In a June 7, 2013 Health Update, the CDC recommended that only patients who meet specific exposure criteria and have respiratory illness severe enough to require hospitalization should be tested for avian influenza A (H7N9). The recommendations include the following [42, 43]

  • Clinicians should consider H7N9 testing by reverse-transcription polymerase chain reaction (RT-PCR) assay for patients who meet both clinical criteria (new onset of acute respiratory infection that is severe enough to require hospitalization, and lack of identification of an alternative infectious etiology) and exposure criteria (travel within 10 days of symptom onset to areas with known human cases of H7N9 infection or to areas where H7N9 viruses are circulating in animals, or close contact with confirmed human cases of H7N9 infection)
  • In cases in which human H7N9 infection is suspected on the basis of current screening recommendations, respiratory specimens should be collected using infection precautions for novel virulent influenza viruses; the swab or aspirate should be placed in viral transport medium, and the state or local health department should be contacted to arrange transport to the appropriate health department for testing (viral culture should not be performed in these cases)
  • Rapid influenza diagnostic tests may not identify H7N9 in respiratory specimens, and a negative test result does not exclude H7N9 infection; in addition, a positive test result for influenza A is unable to distinguish between influenza A virus subtypes, so it cannot confirm avian influenza virus infection; respiratory specimens should be obtained and sent for RT-PCR assay at a state public health laboratory when rapid influenza diagnostic tests are positive for influenza in patients suspected of having novel influenza A virus infection

Chest Radiography

In elderly or high-risk patients with pulmonary symptoms, chest radiography is indicated to exclude pneumonia. Early radiographic findings include no or minimal bilateral symmetrical interstitial infiltrates. Later, bilateral symmetrical patch infiltrates become visible. Focal infiltrates indicate superimposed bacterial pneumonia.

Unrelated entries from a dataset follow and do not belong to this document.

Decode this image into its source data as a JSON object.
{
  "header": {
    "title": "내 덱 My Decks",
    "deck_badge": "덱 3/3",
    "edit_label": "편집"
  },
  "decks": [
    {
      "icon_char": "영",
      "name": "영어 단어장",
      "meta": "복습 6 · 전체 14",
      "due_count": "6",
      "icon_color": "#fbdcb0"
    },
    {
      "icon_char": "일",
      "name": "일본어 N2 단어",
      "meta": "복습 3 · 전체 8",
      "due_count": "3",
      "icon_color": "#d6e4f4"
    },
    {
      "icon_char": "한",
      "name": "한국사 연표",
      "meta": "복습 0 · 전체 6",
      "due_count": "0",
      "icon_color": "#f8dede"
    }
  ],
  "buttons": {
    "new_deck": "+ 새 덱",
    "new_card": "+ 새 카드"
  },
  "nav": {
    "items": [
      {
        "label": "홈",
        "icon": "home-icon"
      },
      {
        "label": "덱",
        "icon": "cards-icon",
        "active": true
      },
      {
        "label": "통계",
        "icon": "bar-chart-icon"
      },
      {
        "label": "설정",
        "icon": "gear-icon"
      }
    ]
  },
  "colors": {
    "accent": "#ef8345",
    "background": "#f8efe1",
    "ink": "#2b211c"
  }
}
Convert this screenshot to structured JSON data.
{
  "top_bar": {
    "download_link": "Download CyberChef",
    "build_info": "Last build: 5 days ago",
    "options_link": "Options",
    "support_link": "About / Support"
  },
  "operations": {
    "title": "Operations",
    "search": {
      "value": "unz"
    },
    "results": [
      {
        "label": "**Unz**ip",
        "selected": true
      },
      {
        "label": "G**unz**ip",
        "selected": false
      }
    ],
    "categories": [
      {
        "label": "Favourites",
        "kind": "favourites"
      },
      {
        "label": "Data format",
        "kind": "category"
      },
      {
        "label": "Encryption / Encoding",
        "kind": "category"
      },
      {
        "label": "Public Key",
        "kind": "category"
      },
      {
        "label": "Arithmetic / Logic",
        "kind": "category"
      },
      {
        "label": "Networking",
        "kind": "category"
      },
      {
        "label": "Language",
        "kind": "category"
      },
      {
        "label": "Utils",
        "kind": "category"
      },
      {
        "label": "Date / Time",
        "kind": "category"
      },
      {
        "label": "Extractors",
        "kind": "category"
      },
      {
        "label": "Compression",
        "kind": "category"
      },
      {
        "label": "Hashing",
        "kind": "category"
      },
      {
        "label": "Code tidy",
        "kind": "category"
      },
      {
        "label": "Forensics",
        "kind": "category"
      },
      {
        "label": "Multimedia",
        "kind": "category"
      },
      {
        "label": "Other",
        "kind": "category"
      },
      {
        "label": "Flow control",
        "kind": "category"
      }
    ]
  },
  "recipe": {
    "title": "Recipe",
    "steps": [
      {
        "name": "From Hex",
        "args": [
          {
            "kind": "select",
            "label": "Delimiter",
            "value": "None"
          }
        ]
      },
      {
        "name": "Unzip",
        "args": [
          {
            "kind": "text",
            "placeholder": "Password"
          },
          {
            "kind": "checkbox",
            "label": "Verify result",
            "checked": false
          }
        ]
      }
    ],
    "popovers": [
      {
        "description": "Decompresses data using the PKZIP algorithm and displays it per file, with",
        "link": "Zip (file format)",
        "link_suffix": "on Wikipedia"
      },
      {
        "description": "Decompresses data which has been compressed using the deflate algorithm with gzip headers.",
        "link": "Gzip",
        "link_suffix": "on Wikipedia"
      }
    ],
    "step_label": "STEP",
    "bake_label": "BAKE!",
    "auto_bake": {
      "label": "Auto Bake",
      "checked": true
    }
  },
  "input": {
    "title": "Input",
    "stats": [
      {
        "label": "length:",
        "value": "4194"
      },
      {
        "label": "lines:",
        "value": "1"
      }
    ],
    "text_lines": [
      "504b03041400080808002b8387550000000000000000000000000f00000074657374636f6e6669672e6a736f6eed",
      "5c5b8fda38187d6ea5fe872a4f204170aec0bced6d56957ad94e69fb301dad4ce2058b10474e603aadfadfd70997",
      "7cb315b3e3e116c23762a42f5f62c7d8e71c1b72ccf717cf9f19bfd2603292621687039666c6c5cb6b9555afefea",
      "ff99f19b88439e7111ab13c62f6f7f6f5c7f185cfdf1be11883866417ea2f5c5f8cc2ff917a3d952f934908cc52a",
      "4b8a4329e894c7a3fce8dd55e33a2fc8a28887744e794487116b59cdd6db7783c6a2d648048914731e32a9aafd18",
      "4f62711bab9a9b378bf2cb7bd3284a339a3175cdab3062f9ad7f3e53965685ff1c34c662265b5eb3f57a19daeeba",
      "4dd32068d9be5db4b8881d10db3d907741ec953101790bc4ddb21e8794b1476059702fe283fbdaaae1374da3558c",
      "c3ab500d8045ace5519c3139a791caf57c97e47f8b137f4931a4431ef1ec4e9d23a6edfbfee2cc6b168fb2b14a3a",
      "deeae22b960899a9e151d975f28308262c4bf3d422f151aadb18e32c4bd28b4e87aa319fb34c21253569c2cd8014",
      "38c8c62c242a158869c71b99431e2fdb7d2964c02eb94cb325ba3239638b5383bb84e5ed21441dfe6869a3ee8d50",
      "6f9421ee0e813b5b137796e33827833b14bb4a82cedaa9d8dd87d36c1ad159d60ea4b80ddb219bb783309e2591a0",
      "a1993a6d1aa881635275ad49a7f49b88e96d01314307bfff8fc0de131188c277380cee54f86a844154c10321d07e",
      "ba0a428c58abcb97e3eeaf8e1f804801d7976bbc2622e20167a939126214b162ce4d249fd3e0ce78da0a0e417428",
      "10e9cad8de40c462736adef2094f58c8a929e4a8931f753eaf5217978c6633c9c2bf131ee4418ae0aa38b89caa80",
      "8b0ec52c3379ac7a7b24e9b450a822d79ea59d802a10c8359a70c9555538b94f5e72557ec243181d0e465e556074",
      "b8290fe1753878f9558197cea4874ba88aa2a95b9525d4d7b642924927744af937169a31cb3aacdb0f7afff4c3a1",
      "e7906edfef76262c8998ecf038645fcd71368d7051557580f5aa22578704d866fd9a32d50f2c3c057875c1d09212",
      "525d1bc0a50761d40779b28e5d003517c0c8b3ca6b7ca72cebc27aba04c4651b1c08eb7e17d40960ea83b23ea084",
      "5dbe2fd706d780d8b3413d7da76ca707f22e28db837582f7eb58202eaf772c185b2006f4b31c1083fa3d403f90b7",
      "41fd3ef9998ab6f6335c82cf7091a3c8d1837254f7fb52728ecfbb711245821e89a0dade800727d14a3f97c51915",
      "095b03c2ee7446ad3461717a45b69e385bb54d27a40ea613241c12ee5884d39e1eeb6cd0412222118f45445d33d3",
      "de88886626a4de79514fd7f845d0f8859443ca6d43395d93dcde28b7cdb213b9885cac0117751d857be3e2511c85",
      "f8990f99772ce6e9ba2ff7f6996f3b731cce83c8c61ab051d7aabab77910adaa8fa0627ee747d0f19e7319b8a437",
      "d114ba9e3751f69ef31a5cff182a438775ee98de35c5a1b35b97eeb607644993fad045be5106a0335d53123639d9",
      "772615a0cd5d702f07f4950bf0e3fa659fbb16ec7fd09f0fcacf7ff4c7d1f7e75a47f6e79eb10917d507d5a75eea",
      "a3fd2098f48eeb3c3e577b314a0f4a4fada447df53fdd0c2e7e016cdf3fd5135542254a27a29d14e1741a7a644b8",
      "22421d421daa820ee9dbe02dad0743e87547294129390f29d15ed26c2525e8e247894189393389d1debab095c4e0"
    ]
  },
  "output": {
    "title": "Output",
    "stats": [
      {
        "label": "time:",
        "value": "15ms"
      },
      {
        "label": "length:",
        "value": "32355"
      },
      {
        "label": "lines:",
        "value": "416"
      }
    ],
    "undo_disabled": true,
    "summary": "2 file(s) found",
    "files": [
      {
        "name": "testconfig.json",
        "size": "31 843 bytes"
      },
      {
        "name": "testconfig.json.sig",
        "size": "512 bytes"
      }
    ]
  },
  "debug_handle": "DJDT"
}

With avian influenza, pulmonary infiltrates are seen in almost all patients. The widely varied radiographic characteristics range from diffuse or patchy infiltrates to lobar multilobar consolidation. Effusions and lymphadenopathy are also observed, as well as cystic changes.

In avian influenza, the severity of radiologically apparent disease is a good predictor of mortality, including findings consistent with ARDS, such as a diffuse, bilateral ground-glass appearance.